Contents
Multi-let buildings are maintained through the payment of service charges, but such charges – and the landlord’s ability to recover them – give rise to endless tensions and disputes between landlord and tenant(s) – even where the landlord has wholly let the building and the tenant then sub-lets. This is particularly in the increasingly popular mixed commercial/residential building. This session looks at:-
- What is covered and what is not: improvements, compliance with statute, legal and other costs: Tedworth v Miller; Southwark v St Saviours
- Following the procedure: estimates, certification: East Tower v No 1 West India Quay; Southwark v Proktor
- Costs – legal and management – the current approach of the court: Southwark v Akhtar
- Statutory rights of residential tenants: the impact on the landlord: Waaler v Hounslow; Knapper v Francis
Learning Objectives
After this session, the delegates will understand:
- To what extent improvements, upgrades and compliance with statutory obligations can be recovered through the service charge
- Why following the ‘procedural route to recovery’ is so important
- The court’s current approach to the recoverability of management & legal costs
- How to manage buildings with residential tenants
Speaker
SARAH THOMPSON-COPSEY
Sarah Thompson-Copsey is a former property litigation partner at the firm now known as Dentons, where she acted for and advised many blue chip retail clients, developers and institutions. She is now a freelance legal trainer, lecturing and writing regularly on commercial property topics, with an emphasis on avoiding & resolving disputes. Sarah also works as an independent auditor of legal practices.

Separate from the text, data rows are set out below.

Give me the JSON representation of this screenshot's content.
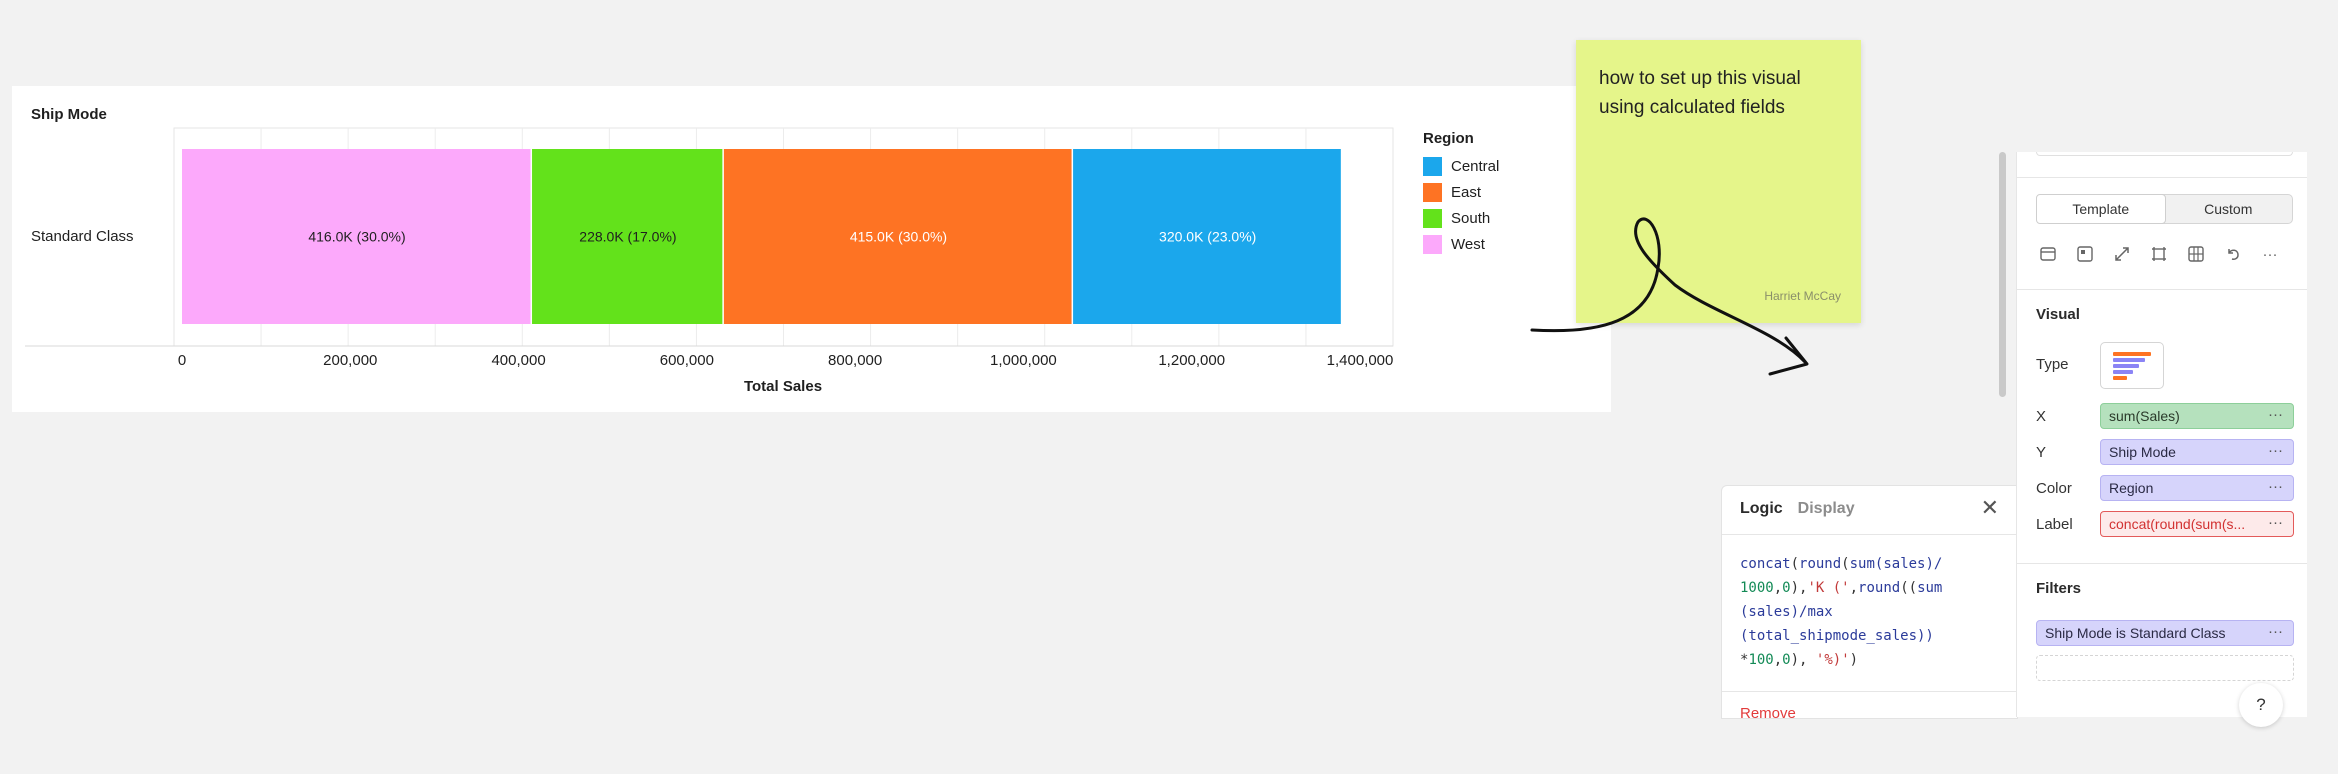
{
  "chart_data": {
    "type": "bar",
    "orientation": "horizontal",
    "stacked": true,
    "title": "Ship Mode",
    "xlabel": "Total Sales",
    "ylabel": "",
    "categories": [
      "Standard Class"
    ],
    "xlim": [
      0,
      1400000
    ],
    "xticks": [
      0,
      200000,
      400000,
      600000,
      800000,
      1000000,
      1200000,
      1400000
    ],
    "xtick_labels": [
      "0",
      "200,000",
      "400,000",
      "600,000",
      "800,000",
      "1,000,000",
      "1,200,000",
      "1,400,000"
    ],
    "series": [
      {
        "name": "West",
        "color": "#fca9fb",
        "values": [
          416000
        ],
        "label": "416.0K (30.0%)",
        "label_color": "#1f1f1f"
      },
      {
        "name": "South",
        "color": "#63e21b",
        "values": [
          228000
        ],
        "label": "228.0K (17.0%)",
        "label_color": "#1f1f1f"
      },
      {
        "name": "East",
        "color": "#fe7323",
        "values": [
          415000
        ],
        "label": "415.0K (30.0%)",
        "label_color": "#ffffff"
      },
      {
        "name": "Central",
        "color": "#1ba7ec",
        "values": [
          320000
        ],
        "label": "320.0K (23.0%)",
        "label_color": "#ffffff"
      }
    ],
    "legend": {
      "title": "Region",
      "placement": "right",
      "items": [
        {
          "name": "Central",
          "color": "#1ba7ec"
        },
        {
          "name": "East",
          "color": "#fe7323"
        },
        {
          "name": "South",
          "color": "#63e21b"
        },
        {
          "name": "West",
          "color": "#fca9fb"
        }
      ]
    },
    "grid": true
  },
  "sticky_note": {
    "text": "how to set up this visual using calculated fields",
    "author": "Harriet McCay",
    "color": "#e5f58a"
  },
  "logic_panel": {
    "tab_logic": "Logic",
    "tab_display": "Display",
    "code_lines": [
      [
        {
          "t": "concat",
          "c": "fn"
        },
        {
          "t": "(",
          "c": "p"
        },
        {
          "t": "round",
          "c": "fn"
        },
        {
          "t": "(",
          "c": "p"
        },
        {
          "t": "sum",
          "c": "fn"
        },
        {
          "t": "(sales)/",
          "c": "fn"
        }
      ],
      [
        {
          "t": "1000",
          "c": "num"
        },
        {
          "t": ",",
          "c": "p"
        },
        {
          "t": "0",
          "c": "num"
        },
        {
          "t": "),",
          "c": "p"
        },
        {
          "t": "'K ('",
          "c": "str"
        },
        {
          "t": ",",
          "c": "p"
        },
        {
          "t": "round",
          "c": "fn"
        },
        {
          "t": "((",
          "c": "p"
        },
        {
          "t": "sum",
          "c": "fn"
        }
      ],
      [
        {
          "t": "(sales)/",
          "c": "fn"
        },
        {
          "t": "max",
          "c": "fn"
        }
      ],
      [
        {
          "t": "(total_shipmode_sales))",
          "c": "fn"
        }
      ],
      [
        {
          "t": "*",
          "c": "p"
        },
        {
          "t": "100",
          "c": "num"
        },
        {
          "t": ",",
          "c": "p"
        },
        {
          "t": "0",
          "c": "num"
        },
        {
          "t": "), ",
          "c": "p"
        },
        {
          "t": "'%)'",
          "c": "str"
        },
        {
          "t": ")",
          "c": "p"
        }
      ]
    ],
    "remove_label": "Remove"
  },
  "config_panel": {
    "toggle_template": "Template",
    "toggle_custom": "Custom",
    "visual_heading": "Visual",
    "type_label": "Type",
    "x_label": "X",
    "x_value": "sum(Sales)",
    "y_label": "Y",
    "y_value": "Ship Mode",
    "color_label": "Color",
    "color_value": "Region",
    "label_label": "Label",
    "label_value": "concat(round(sum(s...",
    "filters_heading": "Filters",
    "filter_value": "Ship Mode is Standard Class",
    "more_glyph": "···",
    "help_glyph": "?"
  }
}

Sarah is co-author of Tenants’ Pre-emption Rights: A landlord’s guide to the Landlord and Tenant Act 1987 (Jordans) and Mixed Use and Residential Tenants’ Rights: The Landlord and Tenant Act 1987 and Leasehold Enfranchisement, (Elsevier 2009). She is also on the property consultation board of Practical Law Company and a site editor for the Property Law website at www.propertylawuk.net.